Women are, generally speaking, the sector of the population asked to shoulder the burden of reproduction and the blame that follows when male politicians decide there isn’t enough of it going on: women are using birth control; women are having abortions; women are foregoing their age-old social duty — marrying men and bearing children — in pursuit of education and careers. It is perhaps tempting, then, to spend a few moments reveling in schadenfreude, because here is some handy evidence to suggest that men, and not women, may be responsible for falling birth rates.

Hold that thought.

Eric Gay/AP

Handmaid’s Tale analogies have worn pretty thin at this point, but here we go: In Margaret Atwood’s potentially prescient tale of a totalitarian society founded in answer to the problem of a plummeting fertility rate, women are relegated to incubator status — even though it seems eminently possible that men are, increasingly, shooting blanks and therefore at least partially responsible for sinking birth rates.

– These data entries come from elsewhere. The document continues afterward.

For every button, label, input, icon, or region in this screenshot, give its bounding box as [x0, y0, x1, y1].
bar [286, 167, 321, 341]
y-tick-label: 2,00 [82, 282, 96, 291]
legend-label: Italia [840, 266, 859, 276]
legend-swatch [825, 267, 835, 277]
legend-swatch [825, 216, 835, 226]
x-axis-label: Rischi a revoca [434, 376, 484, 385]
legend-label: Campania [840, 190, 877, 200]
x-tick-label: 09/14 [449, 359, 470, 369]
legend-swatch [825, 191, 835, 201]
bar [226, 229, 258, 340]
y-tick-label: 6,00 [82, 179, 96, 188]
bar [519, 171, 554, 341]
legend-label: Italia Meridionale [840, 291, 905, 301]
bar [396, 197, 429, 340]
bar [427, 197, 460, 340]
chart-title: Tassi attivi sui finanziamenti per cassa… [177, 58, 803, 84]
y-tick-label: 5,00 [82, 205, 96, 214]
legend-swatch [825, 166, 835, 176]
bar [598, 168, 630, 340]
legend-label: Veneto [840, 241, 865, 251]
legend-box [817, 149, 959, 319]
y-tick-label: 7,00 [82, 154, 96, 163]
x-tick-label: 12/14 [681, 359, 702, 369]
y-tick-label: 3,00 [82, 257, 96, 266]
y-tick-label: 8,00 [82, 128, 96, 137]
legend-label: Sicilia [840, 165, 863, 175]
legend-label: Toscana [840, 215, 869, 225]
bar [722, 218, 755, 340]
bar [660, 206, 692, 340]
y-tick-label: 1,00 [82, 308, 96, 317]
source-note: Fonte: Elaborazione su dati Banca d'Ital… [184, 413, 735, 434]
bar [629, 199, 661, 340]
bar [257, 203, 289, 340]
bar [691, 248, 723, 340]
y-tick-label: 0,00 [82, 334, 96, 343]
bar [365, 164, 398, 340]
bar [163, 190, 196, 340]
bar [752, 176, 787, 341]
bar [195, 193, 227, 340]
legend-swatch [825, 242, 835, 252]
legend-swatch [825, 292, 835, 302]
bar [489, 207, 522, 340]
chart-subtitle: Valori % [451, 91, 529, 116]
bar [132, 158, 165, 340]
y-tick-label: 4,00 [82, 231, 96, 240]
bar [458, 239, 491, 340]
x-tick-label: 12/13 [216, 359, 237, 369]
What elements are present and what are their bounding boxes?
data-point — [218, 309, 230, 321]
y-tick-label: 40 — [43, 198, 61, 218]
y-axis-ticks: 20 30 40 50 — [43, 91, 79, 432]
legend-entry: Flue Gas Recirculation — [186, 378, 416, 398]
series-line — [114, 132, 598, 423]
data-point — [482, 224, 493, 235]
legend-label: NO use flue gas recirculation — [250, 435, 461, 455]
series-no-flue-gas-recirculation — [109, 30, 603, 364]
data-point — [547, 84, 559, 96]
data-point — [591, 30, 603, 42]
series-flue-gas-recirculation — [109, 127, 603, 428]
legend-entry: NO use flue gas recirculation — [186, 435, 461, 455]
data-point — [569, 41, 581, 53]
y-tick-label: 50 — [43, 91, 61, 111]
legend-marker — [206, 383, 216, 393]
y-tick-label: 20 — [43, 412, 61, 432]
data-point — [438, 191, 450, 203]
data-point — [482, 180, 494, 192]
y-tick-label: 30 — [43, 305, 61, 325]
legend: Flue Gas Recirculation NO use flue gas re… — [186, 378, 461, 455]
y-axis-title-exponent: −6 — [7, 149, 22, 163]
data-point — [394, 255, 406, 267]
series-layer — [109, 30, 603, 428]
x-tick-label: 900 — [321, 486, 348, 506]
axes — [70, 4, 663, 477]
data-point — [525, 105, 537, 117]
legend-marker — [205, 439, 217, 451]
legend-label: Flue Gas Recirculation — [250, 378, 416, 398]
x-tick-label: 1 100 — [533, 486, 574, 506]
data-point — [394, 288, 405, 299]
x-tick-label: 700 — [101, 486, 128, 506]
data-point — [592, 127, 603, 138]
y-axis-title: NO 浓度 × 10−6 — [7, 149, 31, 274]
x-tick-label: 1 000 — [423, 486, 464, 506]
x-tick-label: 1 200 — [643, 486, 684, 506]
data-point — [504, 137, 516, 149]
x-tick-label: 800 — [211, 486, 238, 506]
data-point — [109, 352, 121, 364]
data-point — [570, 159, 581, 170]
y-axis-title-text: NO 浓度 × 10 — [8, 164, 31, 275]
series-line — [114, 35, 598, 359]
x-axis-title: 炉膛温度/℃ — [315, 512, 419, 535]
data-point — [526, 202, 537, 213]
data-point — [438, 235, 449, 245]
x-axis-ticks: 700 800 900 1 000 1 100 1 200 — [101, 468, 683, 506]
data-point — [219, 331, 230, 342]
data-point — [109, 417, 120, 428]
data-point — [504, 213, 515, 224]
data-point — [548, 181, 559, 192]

In state capitols across the United States, it’s become commonplace to see groups of red-robed women clustered quietly together, heads bowed under the white bonnets the handmaids wear in Hulu’s adaptation of Atwood’s classic tale. These women stand as a silent statement on the fate the country courts when it allows (mostly) white male legislators to regulate women’s reproductive autonomy.

Of course, this is all a metaphor: it seems unlikely that we’re hurtling toward our very own Republic of Gilead, but these new findings are a timely reminder of an entrenched double standard. If men’s fertility is indeed flagging, it seems reasonable to request that male lawmakers spend a little more time considering male reproductive health, and maybe also our impending environmental disaster, and less time worrying about the uterus.